We were too late to save it, really. We knew it, but that didn’t mean we weren’t going to try. So the arrowhead is in formation and we push the warp cone up just as it fizzes out over Tau Retore’s north pole and we slam it toward the Mother Spider. If we can take that out, then the planet will at least stay in orbit, and if it stays in one piece, then when this whole crazy shit is over they can send out some terraformers to reconstitute the landscape and restabilize the core while whoever is left alive goes on vacation to Elesti or Alta or somewhere nice with beaches and sunsets.

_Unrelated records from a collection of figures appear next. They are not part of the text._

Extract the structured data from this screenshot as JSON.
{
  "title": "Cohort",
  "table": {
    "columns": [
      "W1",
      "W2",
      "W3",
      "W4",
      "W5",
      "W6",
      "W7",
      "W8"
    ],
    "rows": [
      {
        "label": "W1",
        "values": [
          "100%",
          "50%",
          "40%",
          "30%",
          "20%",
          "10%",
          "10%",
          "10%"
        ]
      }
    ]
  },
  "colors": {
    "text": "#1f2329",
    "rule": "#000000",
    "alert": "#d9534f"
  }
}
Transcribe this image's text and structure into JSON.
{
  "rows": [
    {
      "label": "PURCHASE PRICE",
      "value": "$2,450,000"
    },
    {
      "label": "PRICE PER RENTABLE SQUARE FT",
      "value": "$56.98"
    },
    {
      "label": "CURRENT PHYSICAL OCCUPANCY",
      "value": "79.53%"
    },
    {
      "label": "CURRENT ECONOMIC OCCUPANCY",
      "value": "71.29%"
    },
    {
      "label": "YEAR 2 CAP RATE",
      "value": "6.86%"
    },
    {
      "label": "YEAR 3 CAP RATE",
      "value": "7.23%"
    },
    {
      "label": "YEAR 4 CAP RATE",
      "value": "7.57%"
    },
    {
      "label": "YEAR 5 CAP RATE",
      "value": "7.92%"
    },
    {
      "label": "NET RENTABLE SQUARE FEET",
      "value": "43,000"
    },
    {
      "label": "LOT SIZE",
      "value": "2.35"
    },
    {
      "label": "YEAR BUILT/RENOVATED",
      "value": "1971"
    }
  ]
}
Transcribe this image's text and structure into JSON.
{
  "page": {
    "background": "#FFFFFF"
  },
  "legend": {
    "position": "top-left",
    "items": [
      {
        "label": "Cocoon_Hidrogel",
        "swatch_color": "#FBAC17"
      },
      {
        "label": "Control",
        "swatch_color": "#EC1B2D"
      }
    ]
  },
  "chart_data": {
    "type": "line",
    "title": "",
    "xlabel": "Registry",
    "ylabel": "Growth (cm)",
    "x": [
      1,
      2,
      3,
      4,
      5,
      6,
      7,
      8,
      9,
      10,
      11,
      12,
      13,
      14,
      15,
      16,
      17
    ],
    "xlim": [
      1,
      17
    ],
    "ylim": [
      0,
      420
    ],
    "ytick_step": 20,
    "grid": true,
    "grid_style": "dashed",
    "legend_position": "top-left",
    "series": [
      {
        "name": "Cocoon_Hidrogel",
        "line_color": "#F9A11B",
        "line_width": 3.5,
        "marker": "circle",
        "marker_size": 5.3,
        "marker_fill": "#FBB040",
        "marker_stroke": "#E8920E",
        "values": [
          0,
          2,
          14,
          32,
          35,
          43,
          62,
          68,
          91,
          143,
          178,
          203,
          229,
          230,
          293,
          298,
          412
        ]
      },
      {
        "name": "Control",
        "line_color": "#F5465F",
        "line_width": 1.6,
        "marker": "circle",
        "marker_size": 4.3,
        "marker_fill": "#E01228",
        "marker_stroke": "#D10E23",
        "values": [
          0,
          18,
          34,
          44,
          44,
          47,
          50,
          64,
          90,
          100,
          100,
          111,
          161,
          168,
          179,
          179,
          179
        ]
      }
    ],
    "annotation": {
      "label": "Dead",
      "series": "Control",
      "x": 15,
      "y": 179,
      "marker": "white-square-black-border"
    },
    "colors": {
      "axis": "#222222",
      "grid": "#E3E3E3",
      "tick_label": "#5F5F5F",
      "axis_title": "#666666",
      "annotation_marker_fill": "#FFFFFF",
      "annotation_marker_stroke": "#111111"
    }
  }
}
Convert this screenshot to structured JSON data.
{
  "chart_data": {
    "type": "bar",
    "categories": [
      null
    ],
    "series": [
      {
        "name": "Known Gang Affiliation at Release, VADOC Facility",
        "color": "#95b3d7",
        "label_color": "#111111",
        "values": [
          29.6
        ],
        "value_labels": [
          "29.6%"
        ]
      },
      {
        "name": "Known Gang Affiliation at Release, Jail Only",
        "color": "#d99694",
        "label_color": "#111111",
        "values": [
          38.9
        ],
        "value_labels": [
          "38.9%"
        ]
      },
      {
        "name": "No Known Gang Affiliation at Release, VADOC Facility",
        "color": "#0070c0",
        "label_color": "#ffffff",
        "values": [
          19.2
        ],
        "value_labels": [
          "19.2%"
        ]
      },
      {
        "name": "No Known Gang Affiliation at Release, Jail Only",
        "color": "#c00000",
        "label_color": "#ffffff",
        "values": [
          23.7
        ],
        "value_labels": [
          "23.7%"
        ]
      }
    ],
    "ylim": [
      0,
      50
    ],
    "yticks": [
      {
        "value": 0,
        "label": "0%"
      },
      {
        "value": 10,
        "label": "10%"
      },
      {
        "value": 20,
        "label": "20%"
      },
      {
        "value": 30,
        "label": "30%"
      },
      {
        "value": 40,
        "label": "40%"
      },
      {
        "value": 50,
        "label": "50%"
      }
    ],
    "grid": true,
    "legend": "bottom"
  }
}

Now things start to get interesting, because the Mother Spider has seen us. It’s weird, it really is. I don’t think the Spiders have actual spiders wherever they’re from, but they sure as hell built their whole space tech around them. You know those little spider egg sacs, those balls of web on a leaf that you flick and then they break and about a million of the shits swarm out over everything? Just like that. The Mother Spider’s still chowing down and we’re flying toward it—and the U-Star
Boston Brand
is right in front, leading the charge, because I’m goddamn Fleet Admiral for the day and I want to get there first—when the main body
splits,
kinda like one of those paper folding games that girls make in school. You know, it’s a kinda pyramid, you stick your fingers in, and it opens up, like a flower, and there’s writing and jokes and suggestions about who loves who.

You know?

Anyway.

The Mother Spider opens and more Spiders come out—little small ones, half the size of our U-Stars, coming out of these shells that they shuck off like cocoons, and then they unfold their legs and head toward us. There’s some more swearing but I order comms silence. Then—
Bang!
The ship that filled the gap in the arrowhead? Gone. These Spider babies are like their momma. They don’t have weapons; they have
claws
. So they close in and latch on to your hull, and start chewing it up, and with so many of them swarming—hundreds,
thousands
maybe—they take just a second or two to reduce a U-Star to particulate matter. I don’t know whether they ever developed projected energy, or even projectile weapons. Maybe they just think eating enemy ships is funny. So:
Bang!
U-Star
Gothamite
is history, nothing but metal and vapor. But we’re in comms silence now, and that seems to keep everyone cool, I guess because they’re now looking at me for instructions and trying not to think about how a U-Star can be taken out just like that. It takes the responsibility off them, let’s them disengage, the conscious mind giving way to training and experience. Which is good for battle. You need your cool, and you don’t need your emotions. Plenty of time for that later.